A heparina não fracionada (HNF) intravenosa é indicada se hipotensão ou choque persistente,


possibilidade de trombólise , grave disfunção renal (clearence de creatinina < 30mL/min), paciente muito idoso,
grave obesidade ou paciente com alto risco de sangramento (antídoto eficaz e rápido). Sua dose inicial é de 80
unidades/kg e a infusão deve ser controlada com dosagem de TTPA.

O tratamento trombolítico restaura a perfusão pulmonar mais rapidamente que a anticoagulação


isoladamente e deve ser indicado nos pacientes com diagnóstico de TEP confirmado, somado a hipotensão
persistente ou choque. O maior benefício da trombólise ocorre quando ela é indicada dentro de 48 horas de
início de sintomas, embora a janela terapêutica seja até 14 dias. Nesses pacientes, devem ser tomados os
cuidados quanto as contraindicações à trombólise, a infusão por cateter venoso periférico e manutenção do
suporte hemodinâmico e respiratório. Os trombolíticos que podem ser utilizados na embolia pulmonar são: t-
PA, estreptoquinase e tenecteplase.

Recordando as contraindicações absolutas à trombólise, vale ressaltar: AVC hemorrágico prévio, AVC
isquêmico nos últimos 6 meses, neoplasia ou lesão atual de SNC, politrauma, trauma cranioencefálico ou
cirurgia de grande porte nos últimos 3 meses, sangramento digestivo nos últimos 30 dias e diátese hemorrágica.
Em caso de contraindicação ou falha à trombólise, deve ser feita embolectomia via cateter percutâneo ou
cirúrgica nesses pacientes.

O filtro de veia cava inferior é indicado para pacientes com contraindicações à anticoagulação plena ou
pacientes com embolia recorrente embora adequadamente anticoagulado.

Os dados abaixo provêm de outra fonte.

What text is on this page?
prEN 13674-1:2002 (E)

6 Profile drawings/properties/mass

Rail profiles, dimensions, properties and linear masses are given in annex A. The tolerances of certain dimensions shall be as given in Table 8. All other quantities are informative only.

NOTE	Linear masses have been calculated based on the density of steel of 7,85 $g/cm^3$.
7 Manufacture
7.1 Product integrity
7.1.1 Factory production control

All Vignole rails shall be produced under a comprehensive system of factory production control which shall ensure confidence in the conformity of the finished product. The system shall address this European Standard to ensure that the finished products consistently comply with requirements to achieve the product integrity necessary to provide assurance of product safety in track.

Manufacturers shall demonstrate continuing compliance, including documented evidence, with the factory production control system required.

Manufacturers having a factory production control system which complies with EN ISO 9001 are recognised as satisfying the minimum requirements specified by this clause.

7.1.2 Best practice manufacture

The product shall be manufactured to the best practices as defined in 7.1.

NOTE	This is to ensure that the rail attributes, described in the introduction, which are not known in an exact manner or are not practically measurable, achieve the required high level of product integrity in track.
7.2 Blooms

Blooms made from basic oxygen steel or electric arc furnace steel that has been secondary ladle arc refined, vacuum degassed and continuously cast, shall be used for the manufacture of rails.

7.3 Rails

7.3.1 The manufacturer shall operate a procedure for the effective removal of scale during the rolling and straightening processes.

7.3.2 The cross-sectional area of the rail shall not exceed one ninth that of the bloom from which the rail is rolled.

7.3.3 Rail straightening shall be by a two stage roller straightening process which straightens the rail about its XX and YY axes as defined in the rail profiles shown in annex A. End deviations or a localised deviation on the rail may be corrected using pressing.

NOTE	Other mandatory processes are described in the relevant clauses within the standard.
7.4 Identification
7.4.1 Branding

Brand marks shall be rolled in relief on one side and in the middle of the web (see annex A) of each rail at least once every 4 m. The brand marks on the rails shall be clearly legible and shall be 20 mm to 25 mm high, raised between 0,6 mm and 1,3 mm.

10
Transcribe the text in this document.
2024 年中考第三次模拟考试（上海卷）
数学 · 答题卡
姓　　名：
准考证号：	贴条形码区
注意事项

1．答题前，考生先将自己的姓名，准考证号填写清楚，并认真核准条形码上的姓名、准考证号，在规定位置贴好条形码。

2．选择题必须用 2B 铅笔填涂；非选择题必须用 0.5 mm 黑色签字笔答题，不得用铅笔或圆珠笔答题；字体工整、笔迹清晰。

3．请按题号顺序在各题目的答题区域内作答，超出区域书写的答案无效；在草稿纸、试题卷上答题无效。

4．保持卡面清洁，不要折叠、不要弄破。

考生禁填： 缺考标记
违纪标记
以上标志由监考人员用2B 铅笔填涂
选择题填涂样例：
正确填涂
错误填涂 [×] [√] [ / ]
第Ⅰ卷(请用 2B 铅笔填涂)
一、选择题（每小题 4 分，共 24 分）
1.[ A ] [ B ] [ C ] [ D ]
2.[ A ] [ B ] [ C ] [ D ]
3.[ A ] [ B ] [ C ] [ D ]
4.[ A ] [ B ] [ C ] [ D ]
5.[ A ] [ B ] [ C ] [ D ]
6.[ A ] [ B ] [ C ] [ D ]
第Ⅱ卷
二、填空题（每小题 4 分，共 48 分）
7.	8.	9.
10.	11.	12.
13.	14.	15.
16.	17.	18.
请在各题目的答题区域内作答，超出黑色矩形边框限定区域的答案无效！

Para os pacientes sem instabilidade hemodinâmica ou choque por falência de VD, o tratamento consiste
basicamente na anticoagulação, devendo ser acompanhados de perto para possíveis complicações. A HBPM ou
fondaparinux podem ser iniciados juntamente a warfarina, não havendo recomendação de esperar 2 a 3 dias
para inicia-la. Outra opção é iniciar apenas com HBPM ou fondaparinux e depois seguir anticoagulação com
novo anticoagulante oral, como dabigatran ou edoxaban, 5 a 7 dias depois. Rivaroxaban ou apixaban também
podem ser utilizados como tratamento integral oral.